The last thing ZenWeb does for me is create an RSS feed of my blog. Initially, I had RSS so my friends could read my posts in their news feeds, but that isn’t such a common use case anymore. Instead, I have an RSS feed so that my blog can tell other applications when I update the content.

I use GitHub as the master copy of my blog. Drafts are worked on in their own Git branches or occasionally in branches for a specific series. Once a post is complete it is merged into master and pushed up to GitHub. Until this year, I published my blog manually using scp from my personal laptop. My work laptop doesn’t have SSH access to the machine where my blog is hosted so I couldn’t make updates from work.
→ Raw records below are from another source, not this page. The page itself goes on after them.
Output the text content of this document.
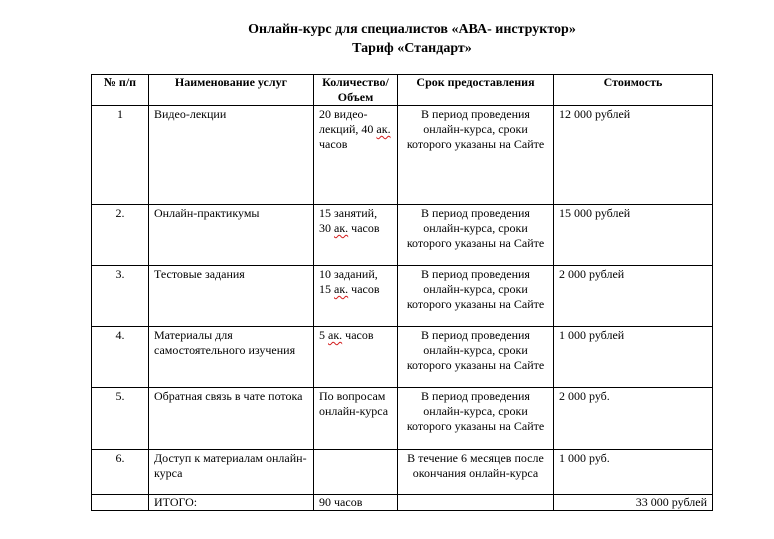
Онлайн-курс для специалистов «АВА- инструктор»
Тариф «Стандарт»
№ п/п	Наименование услуг	Количество/ Объем	Срок предоставления	Стоимость
1	Видео-лекции	20 видео-лекций, 40 ак. часов	В период проведения онлайн-курса, сроки которого указаны на Сайте	12 000 рублей
2.	Онлайн-практикумы	15 занятий, 30 ак. часов	В период проведения онлайн-курса, сроки которого указаны на Сайте	15 000 рублей
3.	Тестовые задания	10 заданий, 15 ак. часов	В период проведения онлайн-курса, сроки которого указаны на Сайте	2 000 рублей
4.	Материалы для самостоятельного изучения	5 ак. часов	В период проведения онлайн-курса, сроки которого указаны на Сайте	1 000 рублей
5.	Обратная связь в чате потока	По вопросам онлайн-курса	В период проведения онлайн-курса, сроки которого указаны на Сайте	2 000 руб.
6.	Доступ к материалам онлайн-курса		В течение 6 месяцев после окончания онлайн-курса	1 000 руб.
	ИТОГО:	90 часов		33 000 рублей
As I increased the frequency of my blog posts this year I found I needed to be able to update posts even if I didn’t have my personal laptop. I also wanted to future date content so that I could queue up material ahead of a trip. To do this I’m using a cron task. Every few hours the server hosting my blog checks GitHub for updates. If there’s an update, it re-generates my website and pushes it to the appropriate directory. The trickiest part of this was getting the host to have access to the repo. I probably spent 2 hours trying to get GitHub deploy keys working correctly but eventually I got it working.

I’ll be the first to admit this system is a Rube Goldberg machine of web apps and Unix tools. Considering the number of moving parts, it is surprisingly resilient. The most common issue is 404s that happen if I start a post, put it aside for a week, and then finish it without updating the timestamps. Those problems would be easy to fix with a pre-commit hook, but I’m too lazy right now. The other main issue I have is my own impatience. When I’m particularly proud of some content, I’ll keep checking my Buffer queue to see when the tweet will be published.

Longer term I’d like to simplify the system a bit. Ideally, the cron job would take care of queuing the tweet, posting a draft to Medium, and any other post publish tasks I want. I’m working on adding some of this in a Rake task as an extension to ZenWeb, but I don’t have anything working reliably yet. This level of integration would make my life easier, but it would require any users to set up OAuth for each of these sites which is probably too much to ask. I’d love to use the tagging metadata I already have in my posts to add hashtags to tweets, but for now, this system is working pretty well for me.